By Cameron McCaffrey

The Armenian Genocide was a tragic death campaign carried out by the Turks from the mid-1910s to the early 1920s which led to the eradication of over half of all of the Armenians on the planet at the time—to be precise, the years 1915 and 1916.

This event also influenced future generations and played a significant role in a little-known fact: that Adolf Hitler was influenced by this event to carry out his infamous Holocaust murder spree which led to the decimation of millions, including seventy-five percent of all of the Jews that lived in Europe at the time.  Adolf Hitler, Chancellor of Nazi Germany (1933-45), is on record for having said: “Who, after all, speaks today of the annihilation of the Armenians?”

Approximately 1.5 million Armenians perished during the Armenian Genocide, and about 500,000 others were evicted from their ancestral homeland.

In this current day and age, the government of Turkey regularly expresses denial of the Armenian Genocide ever having transpired, claiming that Armenian individuals merely experienced removal out of the warzone that resided in the East.

The primary issue and concern at play here is politics, with some justifying American failure to acknowledge the event by saying that with wars taking place in that part of the world, America could not afford to insult the strongest regional NATO ally.

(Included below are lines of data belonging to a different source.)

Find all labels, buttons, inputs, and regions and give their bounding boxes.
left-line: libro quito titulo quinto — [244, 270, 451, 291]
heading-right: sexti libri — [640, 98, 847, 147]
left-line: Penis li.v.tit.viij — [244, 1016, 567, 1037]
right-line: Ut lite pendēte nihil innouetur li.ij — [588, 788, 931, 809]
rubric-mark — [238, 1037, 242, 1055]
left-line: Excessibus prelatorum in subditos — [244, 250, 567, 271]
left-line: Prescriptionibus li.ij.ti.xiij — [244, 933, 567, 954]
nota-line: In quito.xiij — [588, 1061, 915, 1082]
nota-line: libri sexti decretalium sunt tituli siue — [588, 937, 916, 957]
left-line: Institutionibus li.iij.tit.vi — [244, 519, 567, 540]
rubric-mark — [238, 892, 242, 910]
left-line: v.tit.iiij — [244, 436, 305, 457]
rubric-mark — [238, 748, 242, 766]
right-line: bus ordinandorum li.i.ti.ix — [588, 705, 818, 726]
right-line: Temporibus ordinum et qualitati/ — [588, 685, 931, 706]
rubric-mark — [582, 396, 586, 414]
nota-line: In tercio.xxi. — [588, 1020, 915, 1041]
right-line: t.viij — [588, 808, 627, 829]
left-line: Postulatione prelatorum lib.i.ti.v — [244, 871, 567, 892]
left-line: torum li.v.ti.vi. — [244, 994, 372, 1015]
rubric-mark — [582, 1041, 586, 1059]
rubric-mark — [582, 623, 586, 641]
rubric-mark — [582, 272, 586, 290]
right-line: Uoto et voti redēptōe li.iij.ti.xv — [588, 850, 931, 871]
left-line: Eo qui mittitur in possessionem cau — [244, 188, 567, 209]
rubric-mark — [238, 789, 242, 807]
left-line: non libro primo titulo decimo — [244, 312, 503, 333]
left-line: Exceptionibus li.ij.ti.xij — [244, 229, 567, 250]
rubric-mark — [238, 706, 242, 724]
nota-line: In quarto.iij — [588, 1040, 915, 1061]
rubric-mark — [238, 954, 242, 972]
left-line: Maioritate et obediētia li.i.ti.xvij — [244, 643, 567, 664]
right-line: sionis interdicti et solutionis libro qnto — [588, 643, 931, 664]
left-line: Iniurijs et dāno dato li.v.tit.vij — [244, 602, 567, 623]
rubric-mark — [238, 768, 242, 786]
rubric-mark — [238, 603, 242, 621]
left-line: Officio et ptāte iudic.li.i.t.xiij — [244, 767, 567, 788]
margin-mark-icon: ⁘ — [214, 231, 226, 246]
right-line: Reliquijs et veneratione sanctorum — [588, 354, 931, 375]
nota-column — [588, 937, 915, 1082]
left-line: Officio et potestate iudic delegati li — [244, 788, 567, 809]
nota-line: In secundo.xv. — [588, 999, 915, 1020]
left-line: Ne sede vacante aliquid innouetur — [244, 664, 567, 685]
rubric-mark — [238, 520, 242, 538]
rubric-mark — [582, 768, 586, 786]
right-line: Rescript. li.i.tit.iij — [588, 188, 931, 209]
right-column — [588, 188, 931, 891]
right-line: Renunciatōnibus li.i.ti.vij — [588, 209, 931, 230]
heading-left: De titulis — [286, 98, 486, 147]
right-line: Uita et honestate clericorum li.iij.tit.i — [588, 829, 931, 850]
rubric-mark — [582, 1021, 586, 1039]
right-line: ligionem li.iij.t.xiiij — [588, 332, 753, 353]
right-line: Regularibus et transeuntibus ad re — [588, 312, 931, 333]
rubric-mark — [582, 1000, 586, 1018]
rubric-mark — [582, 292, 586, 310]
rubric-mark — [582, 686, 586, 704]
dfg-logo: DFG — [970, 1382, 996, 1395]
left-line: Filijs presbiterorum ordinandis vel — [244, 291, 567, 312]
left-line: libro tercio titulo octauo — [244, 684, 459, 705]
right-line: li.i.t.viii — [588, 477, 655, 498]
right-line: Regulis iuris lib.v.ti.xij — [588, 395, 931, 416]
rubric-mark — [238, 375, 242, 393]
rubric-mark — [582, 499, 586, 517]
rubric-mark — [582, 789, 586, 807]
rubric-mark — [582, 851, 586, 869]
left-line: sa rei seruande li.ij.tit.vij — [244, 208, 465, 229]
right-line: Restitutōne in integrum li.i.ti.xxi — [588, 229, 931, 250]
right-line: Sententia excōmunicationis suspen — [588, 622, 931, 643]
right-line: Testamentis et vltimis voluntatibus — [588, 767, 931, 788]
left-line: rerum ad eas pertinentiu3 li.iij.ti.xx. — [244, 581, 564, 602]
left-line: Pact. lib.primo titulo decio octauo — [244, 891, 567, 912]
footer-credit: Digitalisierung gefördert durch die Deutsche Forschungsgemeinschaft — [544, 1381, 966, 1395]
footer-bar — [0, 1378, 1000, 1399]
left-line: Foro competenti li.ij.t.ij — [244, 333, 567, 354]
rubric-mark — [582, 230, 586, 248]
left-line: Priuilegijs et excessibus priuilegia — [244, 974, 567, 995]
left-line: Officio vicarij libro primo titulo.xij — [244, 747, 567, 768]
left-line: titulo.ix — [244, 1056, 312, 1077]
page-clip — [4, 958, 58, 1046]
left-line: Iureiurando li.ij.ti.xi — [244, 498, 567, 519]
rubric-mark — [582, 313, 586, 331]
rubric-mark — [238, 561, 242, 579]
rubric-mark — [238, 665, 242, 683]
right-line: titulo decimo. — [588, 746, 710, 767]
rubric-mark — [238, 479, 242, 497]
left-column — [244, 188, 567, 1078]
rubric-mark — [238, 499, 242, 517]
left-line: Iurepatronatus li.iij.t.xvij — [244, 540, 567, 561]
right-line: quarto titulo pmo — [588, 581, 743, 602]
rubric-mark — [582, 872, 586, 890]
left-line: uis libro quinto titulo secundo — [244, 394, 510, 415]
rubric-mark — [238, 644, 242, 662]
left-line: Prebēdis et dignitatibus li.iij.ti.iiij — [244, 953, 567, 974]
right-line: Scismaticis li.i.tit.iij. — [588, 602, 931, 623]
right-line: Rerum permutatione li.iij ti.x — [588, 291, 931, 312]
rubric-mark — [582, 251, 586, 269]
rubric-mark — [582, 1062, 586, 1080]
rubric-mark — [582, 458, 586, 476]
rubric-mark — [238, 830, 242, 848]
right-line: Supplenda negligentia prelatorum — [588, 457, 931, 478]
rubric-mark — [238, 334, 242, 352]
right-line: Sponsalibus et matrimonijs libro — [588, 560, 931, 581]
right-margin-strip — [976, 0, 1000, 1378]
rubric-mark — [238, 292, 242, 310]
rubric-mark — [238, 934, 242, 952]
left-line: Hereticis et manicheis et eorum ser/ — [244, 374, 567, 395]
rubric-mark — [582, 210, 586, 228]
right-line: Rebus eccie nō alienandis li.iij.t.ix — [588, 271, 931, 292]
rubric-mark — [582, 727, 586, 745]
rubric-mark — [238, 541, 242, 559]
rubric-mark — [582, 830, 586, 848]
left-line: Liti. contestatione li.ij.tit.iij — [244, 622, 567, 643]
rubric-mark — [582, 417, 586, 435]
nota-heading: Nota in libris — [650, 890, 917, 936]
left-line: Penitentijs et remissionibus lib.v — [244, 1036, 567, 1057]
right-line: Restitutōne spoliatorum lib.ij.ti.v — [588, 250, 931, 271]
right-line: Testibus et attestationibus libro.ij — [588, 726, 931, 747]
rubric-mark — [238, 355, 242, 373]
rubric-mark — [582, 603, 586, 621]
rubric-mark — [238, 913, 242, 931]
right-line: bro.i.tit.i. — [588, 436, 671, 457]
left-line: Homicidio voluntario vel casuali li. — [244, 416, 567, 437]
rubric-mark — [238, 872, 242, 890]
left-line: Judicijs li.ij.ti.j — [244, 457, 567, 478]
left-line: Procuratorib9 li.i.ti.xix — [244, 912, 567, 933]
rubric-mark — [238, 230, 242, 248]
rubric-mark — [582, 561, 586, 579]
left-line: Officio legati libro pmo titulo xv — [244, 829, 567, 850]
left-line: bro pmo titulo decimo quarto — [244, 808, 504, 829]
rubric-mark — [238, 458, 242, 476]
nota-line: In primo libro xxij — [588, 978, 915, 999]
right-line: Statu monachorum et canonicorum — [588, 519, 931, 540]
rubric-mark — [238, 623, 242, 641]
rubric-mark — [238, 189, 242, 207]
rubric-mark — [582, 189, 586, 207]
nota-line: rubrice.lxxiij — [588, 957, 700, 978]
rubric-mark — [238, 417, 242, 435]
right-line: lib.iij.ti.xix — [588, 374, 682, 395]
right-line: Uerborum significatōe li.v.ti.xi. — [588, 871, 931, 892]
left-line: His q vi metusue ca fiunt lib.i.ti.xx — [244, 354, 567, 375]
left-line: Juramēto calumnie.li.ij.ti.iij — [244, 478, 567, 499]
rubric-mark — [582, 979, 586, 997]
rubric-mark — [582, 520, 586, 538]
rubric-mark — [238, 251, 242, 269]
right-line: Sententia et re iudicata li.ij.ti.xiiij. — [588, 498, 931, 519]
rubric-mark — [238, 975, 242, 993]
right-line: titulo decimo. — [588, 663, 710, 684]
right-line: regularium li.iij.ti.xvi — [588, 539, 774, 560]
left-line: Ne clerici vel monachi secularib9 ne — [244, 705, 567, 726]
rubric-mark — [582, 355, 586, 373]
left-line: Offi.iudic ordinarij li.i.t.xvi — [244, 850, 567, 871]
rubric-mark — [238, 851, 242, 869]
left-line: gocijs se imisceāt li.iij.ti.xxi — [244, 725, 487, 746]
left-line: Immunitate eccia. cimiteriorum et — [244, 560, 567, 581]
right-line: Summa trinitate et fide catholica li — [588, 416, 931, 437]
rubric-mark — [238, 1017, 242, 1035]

Congress has consistently refused to officially recognize the Armenian Genocide, despite the fact that legislation to do so has been introduced over and over as far back as the 98th Congress (1982-1984) and as recently as the 111th Congress (2009-2010).

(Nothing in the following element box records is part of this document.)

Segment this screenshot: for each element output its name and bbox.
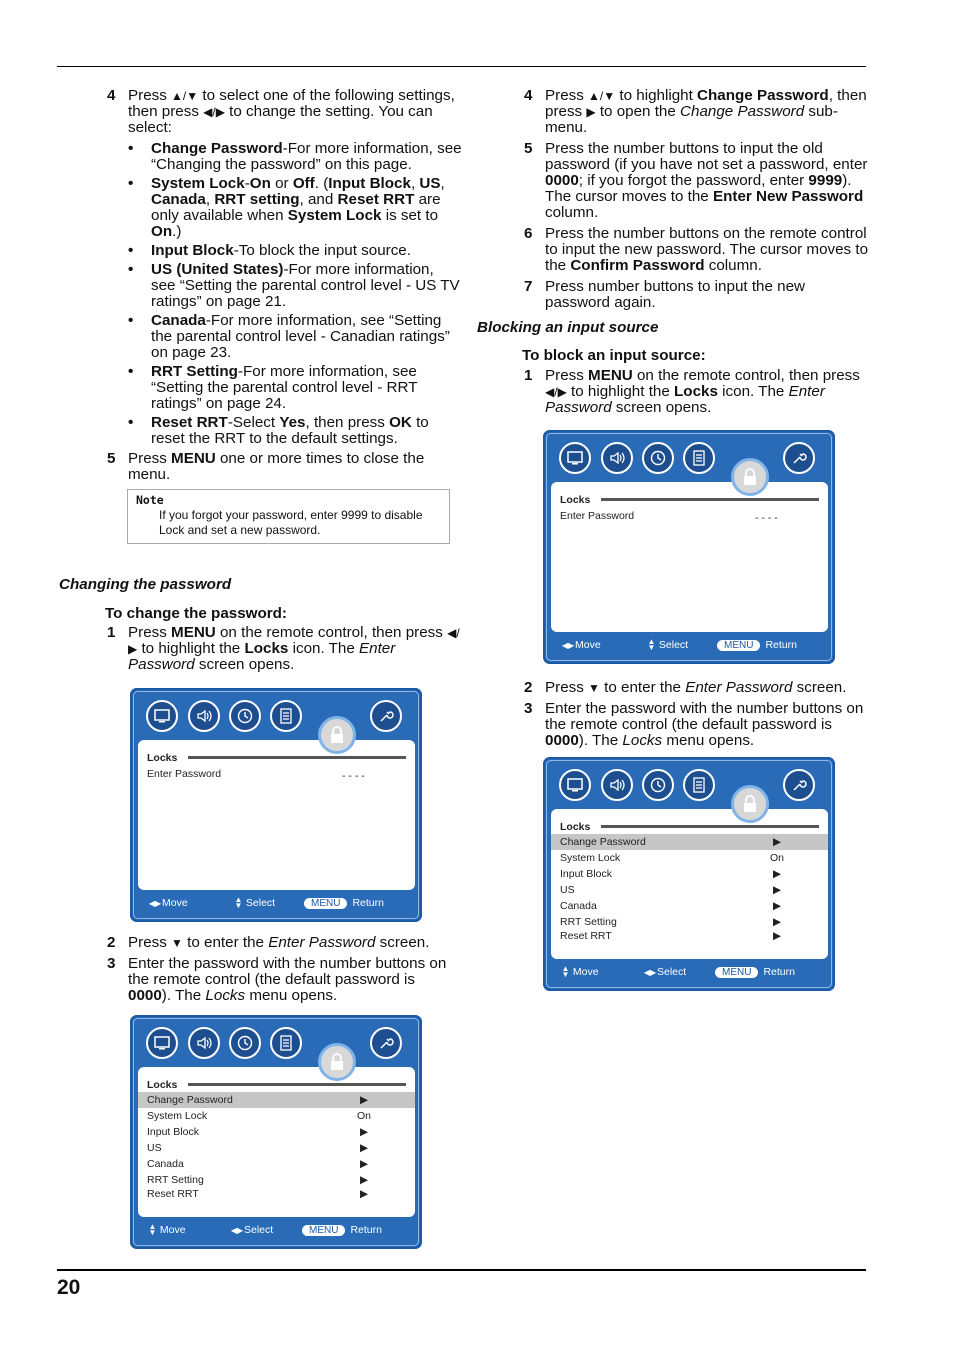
right-steps-2 xyxy=(524,680,869,754)
picture-icon[interactable] xyxy=(559,442,591,474)
left-right-arrow-icon: ◀▶ xyxy=(643,967,657,977)
menu-item-input-block[interactable]: Input Block ▶ xyxy=(147,1126,369,1138)
picture-icon[interactable] xyxy=(559,769,591,801)
section-title-changing-password: Changing the password xyxy=(59,576,232,593)
footer-select-label: Select xyxy=(244,1224,274,1236)
left-right-arrow-icon: ◀▶ xyxy=(561,640,575,650)
menu-icon-row xyxy=(557,769,827,809)
step-7: 7 Press number buttons to input the new password again. xyxy=(524,278,806,311)
locks-menu-screen xyxy=(543,757,835,991)
left-steps-1 xyxy=(107,625,462,678)
menu-item-change-password[interactable]: Change Password ▶ xyxy=(138,1092,415,1108)
wrench-icon[interactable] xyxy=(370,700,402,732)
subsection-title: To change the password: xyxy=(105,605,287,622)
note-box xyxy=(127,489,450,544)
setup-icon[interactable] xyxy=(683,769,715,801)
page-number: 20 xyxy=(57,1276,81,1299)
step-number: 1 xyxy=(524,367,533,384)
audio-icon[interactable] xyxy=(188,700,220,732)
step-2: 2 Press ▼ to enter the Enter Password screen. xyxy=(524,679,847,696)
menu-item-reset-rrt[interactable]: Reset RRT ▶ xyxy=(147,1188,369,1200)
up-down-arrow-icon: ▲/▼ xyxy=(588,89,616,103)
section-title-blocking-input: Blocking an input source xyxy=(477,319,659,336)
step-3: 3 Enter the password with the number buttons on the remote control (the default password is 0000). The Locks menu opens. xyxy=(107,955,447,1004)
panel-title: Locks xyxy=(560,494,591,506)
menu-footer xyxy=(138,892,414,914)
menu-footer xyxy=(551,634,827,656)
password-label: Enter Password xyxy=(560,510,635,522)
footer-select-label: Select xyxy=(658,639,689,651)
password-label: Enter Password xyxy=(147,768,222,780)
enter-password-screen xyxy=(130,688,422,922)
step-number: 2 xyxy=(107,934,116,951)
step-number: 7 xyxy=(524,278,533,295)
step-number: 5 xyxy=(524,140,533,157)
menu-item-rrt-setting[interactable]: RRT Setting ▶ xyxy=(560,916,782,928)
menu-button[interactable]: MENU xyxy=(302,1225,345,1236)
left-right-arrow-icon: ◀/▶ xyxy=(203,105,225,119)
menu-item-change-password[interactable]: Change Password ▶ xyxy=(551,834,828,850)
audio-icon[interactable] xyxy=(601,442,633,474)
setup-icon[interactable] xyxy=(270,700,302,732)
left-steps-2 xyxy=(107,935,462,1009)
picture-icon[interactable] xyxy=(146,700,178,732)
menu-button[interactable]: MENU xyxy=(304,898,347,909)
note-label: Note xyxy=(136,493,164,507)
menu-panel xyxy=(138,740,415,890)
step-6: 6 Press the number buttons on the remote control to input the new password. The cursor moves to the Confirm Password column. xyxy=(524,225,869,274)
step-number: 5 xyxy=(107,450,116,467)
menu-item-reset-rrt[interactable]: Reset RRT ▶ xyxy=(560,930,782,942)
step-number: 3 xyxy=(524,700,533,717)
step-4: 4 Press ▲/▼ to select one of the following settings, then press ◀/▶ to change the setting. You can select: xyxy=(107,87,455,136)
panel-title: Locks xyxy=(147,1079,178,1091)
subsection-title: To block an input source: xyxy=(522,347,706,364)
step-number: 6 xyxy=(524,225,533,242)
panel-title: Locks xyxy=(560,821,591,833)
step-1: 1 Press MENU on the remote control, then press ◀/▶ to highlight the Locks icon. The Enter Password screen opens. xyxy=(524,367,860,416)
clock-icon[interactable] xyxy=(229,1027,261,1059)
top-rule xyxy=(57,66,866,67)
list-item: • RRT Setting-For more information, see “Setting the parental control level - RRT ratings” on page 24. xyxy=(128,364,462,412)
step-1: 1 Press MENU on the remote control, then press ◀/▶ to highlight the Locks icon. The Enter Password screen opens. xyxy=(107,624,460,673)
wrench-icon[interactable] xyxy=(783,769,815,801)
step-number: 3 xyxy=(107,955,116,972)
menu-item-system-lock[interactable]: System Lock On xyxy=(560,852,784,864)
menu-item-rrt-setting[interactable]: RRT Setting ▶ xyxy=(147,1174,369,1186)
list-item: • US (United States)-For more information, see “Setting the parental control level - US TV ratings” on page 21. xyxy=(128,262,462,310)
footer-move-label: Move xyxy=(159,1224,186,1236)
footer-return-label: Return xyxy=(350,1224,382,1236)
clock-icon[interactable] xyxy=(642,769,674,801)
footer-return-label: Return xyxy=(765,639,797,651)
wrench-icon[interactable] xyxy=(370,1027,402,1059)
menu-item-canada[interactable]: Canada ▶ xyxy=(560,900,782,912)
list-item: • Reset RRT-Select Yes, then press OK to reset the RRT to the default settings. xyxy=(128,415,462,447)
footer-select-label: Select xyxy=(657,966,687,978)
password-field[interactable]: - - - - xyxy=(342,770,365,782)
menu-footer xyxy=(138,1219,414,1241)
wrench-icon[interactable] xyxy=(783,442,815,474)
list-item: • Canada-For more information, see “Setting the parental control level - Canadian ratings” on page 23. xyxy=(128,313,462,361)
menu-panel xyxy=(138,1067,415,1217)
down-arrow-icon: ▼ xyxy=(588,681,600,695)
up-down-arrow-icon: ▲▼ xyxy=(234,895,243,911)
settings-list xyxy=(128,141,462,447)
footer-return-label: Return xyxy=(352,897,384,909)
right-column xyxy=(524,88,869,316)
list-item: • Input Block-To block the input source. xyxy=(128,243,462,259)
step-number: 2 xyxy=(524,679,533,696)
step-4: 4 Press ▲/▼ to highlight Change Password, then press ▶ to open the Change Password sub-menu. xyxy=(524,87,867,136)
menu-button[interactable]: MENU xyxy=(715,967,758,978)
lock-icon[interactable] xyxy=(731,458,769,496)
picture-icon[interactable] xyxy=(146,1027,178,1059)
footer-move-label: Move xyxy=(572,966,599,978)
footer-move-label: Move xyxy=(162,897,188,909)
setup-icon[interactable] xyxy=(270,1027,302,1059)
up-down-arrow-icon: ▲/▼ xyxy=(171,89,199,103)
step-3: 3 Enter the password with the number buttons on the remote control (the default password is 0000). The Locks menu opens. xyxy=(524,700,864,749)
audio-icon[interactable] xyxy=(601,769,633,801)
up-down-arrow-icon: ▲▼ xyxy=(561,964,570,980)
lock-icon[interactable] xyxy=(318,1043,356,1081)
menu-icon-row xyxy=(144,700,414,740)
down-arrow-icon: ▼ xyxy=(171,936,183,950)
menu-icon-row xyxy=(557,442,827,482)
up-down-arrow-icon: ▲▼ xyxy=(647,637,656,653)
step-number: 4 xyxy=(107,87,116,104)
menu-item-canada[interactable]: Canada ▶ xyxy=(147,1158,369,1170)
right-steps-1 xyxy=(524,368,869,421)
left-column xyxy=(107,88,462,488)
left-right-arrow-icon: ◀/▶ xyxy=(545,385,567,399)
menu-panel xyxy=(551,482,828,632)
menu-item-input-block[interactable]: Input Block ▶ xyxy=(560,868,782,880)
clock-icon[interactable] xyxy=(642,442,674,474)
menu-item-us[interactable]: US ▶ xyxy=(560,884,782,896)
right-arrow-icon: ▶ xyxy=(586,105,596,119)
footer-select-label: Select xyxy=(245,897,276,909)
step-2: 2 Press ▼ to enter the Enter Password screen. xyxy=(107,934,430,951)
panel-title: Locks xyxy=(147,752,178,764)
step-number: 1 xyxy=(107,624,116,641)
audio-icon[interactable] xyxy=(188,1027,220,1059)
left-right-arrow-icon: ◀/▶ xyxy=(128,626,460,656)
list-item: • System Lock-On or Off. (Input Block, US, Canada, RRT setting, and Reset RRT are only available when System Lock is set to On.) xyxy=(128,176,462,240)
lock-icon[interactable] xyxy=(731,785,769,823)
note-text: If you forgot your password, enter 9999 to disable Lock and set a new password. xyxy=(159,508,423,537)
left-right-arrow-icon: ◀▶ xyxy=(230,1225,244,1235)
step-5: 5 Press the number buttons to input the old password (if you have not set a password, enter 0000; if you forgot the password, enter 9999). The cursor moves to the Enter New Password column. xyxy=(524,140,868,221)
step-number: 4 xyxy=(524,87,533,104)
clock-icon[interactable] xyxy=(229,700,261,732)
up-down-arrow-icon: ▲▼ xyxy=(148,1222,157,1238)
list-item: • Change Password-For more information, see “Changing the password” on this page. xyxy=(128,141,462,173)
menu-item-us[interactable]: US ▶ xyxy=(147,1142,369,1154)
menu-icon-row xyxy=(144,1027,414,1067)
menu-button[interactable]: MENU xyxy=(717,640,760,651)
enter-password-screen xyxy=(543,430,835,664)
step-5: 5 Press MENU one or more times to close the menu. xyxy=(107,450,425,483)
menu-footer xyxy=(551,961,827,983)
lock-icon[interactable] xyxy=(318,716,356,754)
bottom-rule xyxy=(57,1269,866,1271)
left-right-arrow-icon: ◀▶ xyxy=(148,898,162,908)
password-field[interactable]: - - - - xyxy=(755,512,778,524)
menu-item-system-lock[interactable]: System Lock On xyxy=(147,1110,371,1122)
footer-move-label: Move xyxy=(575,639,601,651)
footer-return-label: Return xyxy=(763,966,795,978)
locks-menu-screen xyxy=(130,1015,422,1249)
setup-icon[interactable] xyxy=(683,442,715,474)
menu-panel xyxy=(551,809,828,959)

Today, genocide is also still being attempted in places like Somalia, yet receives little attention.  For anyone reading this, make no mistake…silence IS complicity, and turning a blind eye does not absolve one from responsibility. History is doomed to continuously repeat itself until the world takes decisive and enduring action.

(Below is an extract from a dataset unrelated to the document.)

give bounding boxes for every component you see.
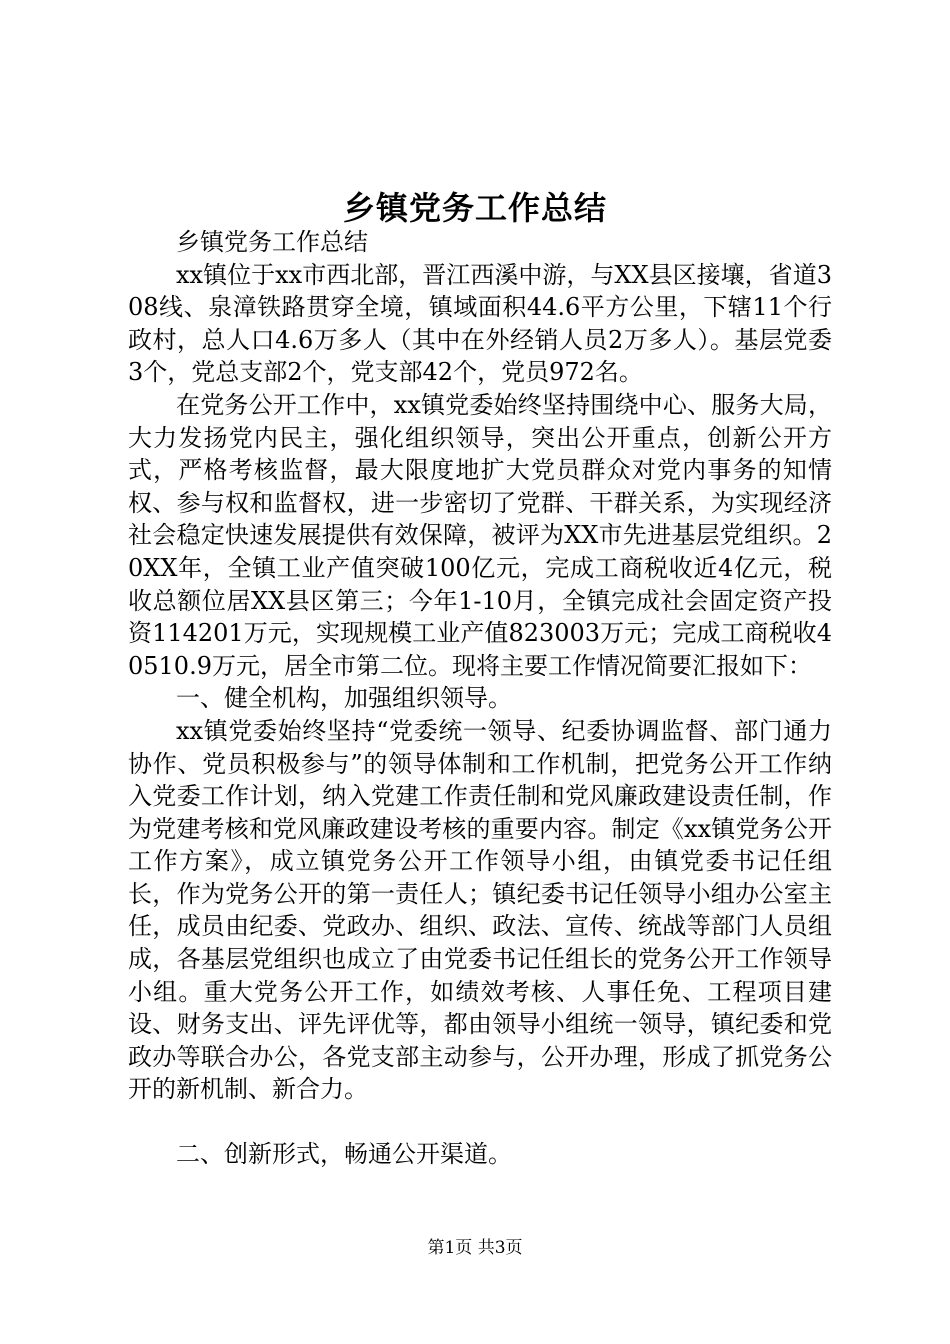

On March 19th of this year, Senators Robert Menendez and Mark Kirk officially introduced a new Armenian Genocide Resolution (S. Res 399), with Senator Menendez stating that “it is time for the United States to join the nineteen nations including Belgium, Canada, France, Italy and the European Union that have formally recognized the actions carried out by the Ottoman Empire from 1915 to 1923 as genocide.”  Senator Kirk was quoted as saying that “the Armenian Genocide is well-documented and formally recognized by 11 NATO allies and the European Union. This resolution accurately characterizes the events of 1915-1923 as genocide, honors the memory of the victims, and strengthens America’s moral leadership on human rights and the prevention of mass atrocities around the world.”

Perhaps this time the U.S. will finally do what it should have done so many years ago.